19 June 26
Out of Gamut
Today Ryan Moulton posted a good article about the colors your screen cannot show you and where to find them in the real world. Computer screens mix colors from red, green, and blue primaries but there are many colors the eye can discern on the color chromaticity diagram that fall outside the triangle defined by the three primaries. Mostly these are greens and cyans.
Moulton provides a guide to where to find these colors in the outdoors. Looking up at the leaves in a deciduous forest glowing in sunlight is one place. The light passing repeatedly through the leaves has the red and blue wavelengths filtered out leaving a pure spectral green at a wavelength of around 550 nm.
Another place is sunlight through depths of pure water. Water rapidly absorbs reds, and if sunlight passes through a few meters of water the color shifts outside of any screen gamut. These colors can be seen from shore when the light reflects off of light sand on the bottom, or from underwater.

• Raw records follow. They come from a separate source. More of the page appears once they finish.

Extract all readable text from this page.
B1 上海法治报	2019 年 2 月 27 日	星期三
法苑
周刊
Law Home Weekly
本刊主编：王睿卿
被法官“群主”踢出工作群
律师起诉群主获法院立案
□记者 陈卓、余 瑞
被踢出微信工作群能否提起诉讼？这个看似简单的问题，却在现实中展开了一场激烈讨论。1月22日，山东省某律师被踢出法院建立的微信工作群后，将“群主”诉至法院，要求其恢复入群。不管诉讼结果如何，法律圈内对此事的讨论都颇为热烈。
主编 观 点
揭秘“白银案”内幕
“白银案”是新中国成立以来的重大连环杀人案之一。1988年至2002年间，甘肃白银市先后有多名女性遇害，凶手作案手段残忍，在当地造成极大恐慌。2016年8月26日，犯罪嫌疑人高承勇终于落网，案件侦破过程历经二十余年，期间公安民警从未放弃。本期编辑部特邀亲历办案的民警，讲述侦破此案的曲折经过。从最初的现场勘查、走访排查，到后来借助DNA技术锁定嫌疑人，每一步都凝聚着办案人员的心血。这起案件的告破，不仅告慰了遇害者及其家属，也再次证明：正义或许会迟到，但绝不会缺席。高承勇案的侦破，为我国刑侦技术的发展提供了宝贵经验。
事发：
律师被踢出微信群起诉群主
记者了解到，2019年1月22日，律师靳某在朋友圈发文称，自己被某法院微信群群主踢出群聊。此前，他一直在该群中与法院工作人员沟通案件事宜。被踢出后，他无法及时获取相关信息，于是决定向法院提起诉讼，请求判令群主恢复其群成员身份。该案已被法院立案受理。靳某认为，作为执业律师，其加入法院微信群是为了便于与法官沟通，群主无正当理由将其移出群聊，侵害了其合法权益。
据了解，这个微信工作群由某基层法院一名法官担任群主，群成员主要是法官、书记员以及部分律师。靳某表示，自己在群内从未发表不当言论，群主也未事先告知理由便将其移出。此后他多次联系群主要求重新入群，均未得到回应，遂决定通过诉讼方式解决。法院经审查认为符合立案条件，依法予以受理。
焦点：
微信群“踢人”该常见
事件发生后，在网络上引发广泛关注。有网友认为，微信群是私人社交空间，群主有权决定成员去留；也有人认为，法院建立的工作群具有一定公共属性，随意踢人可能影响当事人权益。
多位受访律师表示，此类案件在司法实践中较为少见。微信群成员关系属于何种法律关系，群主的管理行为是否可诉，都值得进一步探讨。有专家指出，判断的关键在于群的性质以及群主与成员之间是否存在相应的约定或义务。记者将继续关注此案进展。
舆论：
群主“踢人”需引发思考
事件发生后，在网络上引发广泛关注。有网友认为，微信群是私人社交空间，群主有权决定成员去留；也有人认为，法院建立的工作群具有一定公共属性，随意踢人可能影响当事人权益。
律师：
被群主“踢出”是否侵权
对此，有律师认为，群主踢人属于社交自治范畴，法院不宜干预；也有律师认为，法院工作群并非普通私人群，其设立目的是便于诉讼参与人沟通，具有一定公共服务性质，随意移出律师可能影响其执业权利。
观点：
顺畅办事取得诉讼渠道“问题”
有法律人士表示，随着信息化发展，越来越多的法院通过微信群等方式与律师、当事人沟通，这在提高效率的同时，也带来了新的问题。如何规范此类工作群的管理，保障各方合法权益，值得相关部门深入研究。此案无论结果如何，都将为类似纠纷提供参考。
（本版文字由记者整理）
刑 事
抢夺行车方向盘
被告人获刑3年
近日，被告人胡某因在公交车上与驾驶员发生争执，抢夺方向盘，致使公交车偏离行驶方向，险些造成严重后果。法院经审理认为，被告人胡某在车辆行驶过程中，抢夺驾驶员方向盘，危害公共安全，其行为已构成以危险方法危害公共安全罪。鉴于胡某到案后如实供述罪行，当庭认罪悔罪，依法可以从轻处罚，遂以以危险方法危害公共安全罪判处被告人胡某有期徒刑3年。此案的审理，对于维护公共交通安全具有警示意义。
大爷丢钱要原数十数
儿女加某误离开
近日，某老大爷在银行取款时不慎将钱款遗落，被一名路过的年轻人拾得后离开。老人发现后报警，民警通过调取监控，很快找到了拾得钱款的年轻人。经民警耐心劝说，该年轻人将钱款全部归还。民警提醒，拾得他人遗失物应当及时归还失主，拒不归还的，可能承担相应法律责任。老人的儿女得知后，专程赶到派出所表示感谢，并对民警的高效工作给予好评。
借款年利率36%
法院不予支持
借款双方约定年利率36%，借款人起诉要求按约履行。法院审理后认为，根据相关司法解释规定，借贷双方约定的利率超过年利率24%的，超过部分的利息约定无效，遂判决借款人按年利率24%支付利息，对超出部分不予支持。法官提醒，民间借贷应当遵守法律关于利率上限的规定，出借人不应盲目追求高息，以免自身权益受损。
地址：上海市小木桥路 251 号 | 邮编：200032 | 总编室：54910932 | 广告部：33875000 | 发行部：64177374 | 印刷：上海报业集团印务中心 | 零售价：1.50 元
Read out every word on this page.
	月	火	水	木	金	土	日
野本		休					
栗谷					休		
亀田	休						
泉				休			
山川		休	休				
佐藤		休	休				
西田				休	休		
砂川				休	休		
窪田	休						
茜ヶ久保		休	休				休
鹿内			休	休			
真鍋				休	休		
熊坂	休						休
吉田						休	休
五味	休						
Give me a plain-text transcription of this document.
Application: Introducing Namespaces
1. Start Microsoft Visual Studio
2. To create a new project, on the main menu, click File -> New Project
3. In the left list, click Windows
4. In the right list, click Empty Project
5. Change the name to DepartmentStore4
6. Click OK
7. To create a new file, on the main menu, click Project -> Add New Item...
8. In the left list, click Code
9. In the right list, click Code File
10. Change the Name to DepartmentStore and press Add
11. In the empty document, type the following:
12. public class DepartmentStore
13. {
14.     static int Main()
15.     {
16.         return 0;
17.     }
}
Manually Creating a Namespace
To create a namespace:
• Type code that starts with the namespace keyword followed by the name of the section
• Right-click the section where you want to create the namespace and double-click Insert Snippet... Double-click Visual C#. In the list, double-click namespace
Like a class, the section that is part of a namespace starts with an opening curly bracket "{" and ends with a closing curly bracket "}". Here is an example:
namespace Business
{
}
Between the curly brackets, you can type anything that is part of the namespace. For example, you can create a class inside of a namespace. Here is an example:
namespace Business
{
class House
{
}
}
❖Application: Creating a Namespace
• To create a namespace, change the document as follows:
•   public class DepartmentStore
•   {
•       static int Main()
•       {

Birds and butterflies famously can have intense iridescent colors thanks to the structure of their feathers and wing scales which can have elements that have the same length scale as wavelengths of visible light. Examples of these include peacock tail feathers and butterflies in the genus Morpho.
One needn’t visit nature to find colors that cannot be displayed on a screen. Green traffic lights have a color that falls mostly outside of displayable gamuts. This color has been chosen so as to provide the biggest discernment from red for viewers who are red-green colorblind. Traffic lights nowadays use LEDs which can have quite pure spectral colors.